Elastic anisotropy in textured hcp-iron to 112 GPa from sound wave propagation measurements

Abstract

We report the first experimental determination of elastic anisotropy in highly textured polycrystalline hexagonal-closed-packed (hcp)-iron obtained at room temperature and 112 GPa by inelastic X-ray scattering (IXS) in a diamond anvil cell (DAC). The compressional sound velocity V P at 50° and 90° from the c-axis was determined to be V P{50°}=9900±200 m/s and V P{90°}=9450±150 m/s, respectively. The difference of 4–5% between the two velocities is of the same order of the seismic observations of the anisotropy in Earth's inner core.

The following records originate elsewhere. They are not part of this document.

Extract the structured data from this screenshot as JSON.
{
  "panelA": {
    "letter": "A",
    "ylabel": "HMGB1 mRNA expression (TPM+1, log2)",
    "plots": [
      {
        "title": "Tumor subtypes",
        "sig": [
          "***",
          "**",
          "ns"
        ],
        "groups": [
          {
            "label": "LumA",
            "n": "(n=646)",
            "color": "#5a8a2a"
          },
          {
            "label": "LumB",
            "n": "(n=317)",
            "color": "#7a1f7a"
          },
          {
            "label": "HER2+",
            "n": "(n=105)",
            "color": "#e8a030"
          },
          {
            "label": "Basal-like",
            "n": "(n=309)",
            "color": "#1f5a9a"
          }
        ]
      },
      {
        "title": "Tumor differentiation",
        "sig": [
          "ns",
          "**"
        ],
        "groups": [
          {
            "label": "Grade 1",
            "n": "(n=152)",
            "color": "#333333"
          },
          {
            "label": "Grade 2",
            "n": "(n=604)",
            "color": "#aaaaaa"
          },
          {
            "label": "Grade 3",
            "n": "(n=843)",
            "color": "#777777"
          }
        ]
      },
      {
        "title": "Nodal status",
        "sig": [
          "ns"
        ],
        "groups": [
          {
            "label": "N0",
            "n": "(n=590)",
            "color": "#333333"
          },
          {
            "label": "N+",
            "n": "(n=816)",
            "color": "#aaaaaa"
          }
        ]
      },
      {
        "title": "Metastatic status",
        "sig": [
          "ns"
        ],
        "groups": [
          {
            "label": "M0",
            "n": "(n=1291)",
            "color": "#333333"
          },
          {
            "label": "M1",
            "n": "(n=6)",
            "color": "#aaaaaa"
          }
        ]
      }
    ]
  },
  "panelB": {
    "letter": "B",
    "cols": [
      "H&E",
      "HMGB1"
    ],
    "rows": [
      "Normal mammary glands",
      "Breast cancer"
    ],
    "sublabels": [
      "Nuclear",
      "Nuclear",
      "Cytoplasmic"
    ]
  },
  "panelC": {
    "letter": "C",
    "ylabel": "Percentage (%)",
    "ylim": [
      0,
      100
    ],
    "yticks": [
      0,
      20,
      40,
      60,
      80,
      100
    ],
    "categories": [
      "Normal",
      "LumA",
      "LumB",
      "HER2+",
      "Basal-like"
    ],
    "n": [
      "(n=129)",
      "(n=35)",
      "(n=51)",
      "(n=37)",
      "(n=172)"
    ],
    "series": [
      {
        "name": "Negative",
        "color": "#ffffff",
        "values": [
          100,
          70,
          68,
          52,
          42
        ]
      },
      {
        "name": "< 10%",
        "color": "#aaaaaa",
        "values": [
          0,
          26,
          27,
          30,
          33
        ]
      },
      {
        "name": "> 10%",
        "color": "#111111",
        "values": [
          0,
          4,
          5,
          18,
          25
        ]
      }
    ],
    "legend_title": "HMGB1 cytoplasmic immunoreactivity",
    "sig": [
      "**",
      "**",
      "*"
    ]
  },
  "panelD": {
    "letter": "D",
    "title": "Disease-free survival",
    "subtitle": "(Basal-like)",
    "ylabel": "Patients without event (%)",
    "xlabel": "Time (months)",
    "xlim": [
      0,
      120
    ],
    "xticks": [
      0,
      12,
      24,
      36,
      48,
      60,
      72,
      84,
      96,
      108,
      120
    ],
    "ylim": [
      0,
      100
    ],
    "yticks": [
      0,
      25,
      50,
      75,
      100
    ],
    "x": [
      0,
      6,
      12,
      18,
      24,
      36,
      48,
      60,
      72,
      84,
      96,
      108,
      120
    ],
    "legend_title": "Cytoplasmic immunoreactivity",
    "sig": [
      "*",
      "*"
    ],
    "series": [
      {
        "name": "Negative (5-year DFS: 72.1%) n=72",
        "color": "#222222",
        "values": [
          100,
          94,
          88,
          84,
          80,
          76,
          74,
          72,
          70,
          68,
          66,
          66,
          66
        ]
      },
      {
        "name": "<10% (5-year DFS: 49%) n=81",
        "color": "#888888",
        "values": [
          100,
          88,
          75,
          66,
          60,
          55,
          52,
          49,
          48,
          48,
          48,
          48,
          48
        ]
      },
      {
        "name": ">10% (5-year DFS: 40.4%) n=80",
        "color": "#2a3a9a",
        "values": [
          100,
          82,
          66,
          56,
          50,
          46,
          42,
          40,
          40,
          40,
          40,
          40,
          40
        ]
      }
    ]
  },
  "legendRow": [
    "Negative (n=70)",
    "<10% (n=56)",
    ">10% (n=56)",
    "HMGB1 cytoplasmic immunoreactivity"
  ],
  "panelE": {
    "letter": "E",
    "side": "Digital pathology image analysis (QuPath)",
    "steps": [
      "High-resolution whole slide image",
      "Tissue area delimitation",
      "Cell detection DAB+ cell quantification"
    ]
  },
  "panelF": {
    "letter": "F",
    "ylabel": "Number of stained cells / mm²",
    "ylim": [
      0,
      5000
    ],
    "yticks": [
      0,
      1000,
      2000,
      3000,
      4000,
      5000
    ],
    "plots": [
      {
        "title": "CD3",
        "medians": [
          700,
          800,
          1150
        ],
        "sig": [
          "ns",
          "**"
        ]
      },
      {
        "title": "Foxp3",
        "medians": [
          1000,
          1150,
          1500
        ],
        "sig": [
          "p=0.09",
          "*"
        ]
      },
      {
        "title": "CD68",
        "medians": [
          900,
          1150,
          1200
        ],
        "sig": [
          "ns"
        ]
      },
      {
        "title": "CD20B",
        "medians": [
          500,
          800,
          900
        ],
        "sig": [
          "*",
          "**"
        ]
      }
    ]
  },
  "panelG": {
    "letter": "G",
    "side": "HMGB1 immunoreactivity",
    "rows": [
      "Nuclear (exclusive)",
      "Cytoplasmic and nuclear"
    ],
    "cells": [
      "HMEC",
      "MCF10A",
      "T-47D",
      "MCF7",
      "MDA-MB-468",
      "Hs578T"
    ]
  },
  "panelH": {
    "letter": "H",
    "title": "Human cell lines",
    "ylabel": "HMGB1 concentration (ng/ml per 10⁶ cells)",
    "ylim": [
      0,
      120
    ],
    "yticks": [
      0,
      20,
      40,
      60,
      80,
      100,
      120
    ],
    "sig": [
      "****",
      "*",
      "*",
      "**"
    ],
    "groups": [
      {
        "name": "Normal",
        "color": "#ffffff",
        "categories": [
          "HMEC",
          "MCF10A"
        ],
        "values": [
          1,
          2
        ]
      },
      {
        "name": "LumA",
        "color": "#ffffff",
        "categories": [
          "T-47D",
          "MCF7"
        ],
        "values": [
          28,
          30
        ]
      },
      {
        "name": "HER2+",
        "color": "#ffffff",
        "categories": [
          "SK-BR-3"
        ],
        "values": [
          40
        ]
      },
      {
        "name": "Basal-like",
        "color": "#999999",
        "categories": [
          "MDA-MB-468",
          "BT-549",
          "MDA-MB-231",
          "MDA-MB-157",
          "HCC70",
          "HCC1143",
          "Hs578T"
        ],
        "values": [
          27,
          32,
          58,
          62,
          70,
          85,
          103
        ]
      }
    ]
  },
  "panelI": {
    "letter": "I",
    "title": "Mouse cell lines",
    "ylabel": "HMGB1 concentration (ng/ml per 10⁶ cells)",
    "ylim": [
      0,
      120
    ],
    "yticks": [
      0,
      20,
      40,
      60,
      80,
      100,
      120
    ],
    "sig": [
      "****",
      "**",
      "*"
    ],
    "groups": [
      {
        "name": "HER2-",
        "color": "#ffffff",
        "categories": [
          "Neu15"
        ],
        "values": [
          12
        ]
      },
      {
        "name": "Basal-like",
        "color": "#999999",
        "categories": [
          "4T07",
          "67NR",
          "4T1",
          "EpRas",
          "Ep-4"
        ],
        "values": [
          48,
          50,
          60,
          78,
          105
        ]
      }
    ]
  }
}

Combining our new results with the equation of state of hcp-iron, we derive the pressure dependence of the shear velocity V S. The V S-values, extrapolated to inner core densities, are 30% higher than the PREM results. The extrapolated V P-values are instead in fair agreement with the PREM seismic model, though differences in the slope remain. Furthermore, assuming a strong texture characterized by cylindrical symmetry, we provide an estimate for the single crystal elastic modulus C 11 as a function of pressure. While our results are in general agreement with the predominant existence of hcp-iron in Earth's inner core, the remaining differences might be assigned to the presence of another solid iron phase, light elements, or liquid inclusions as well as anharmonic high-temperature effects.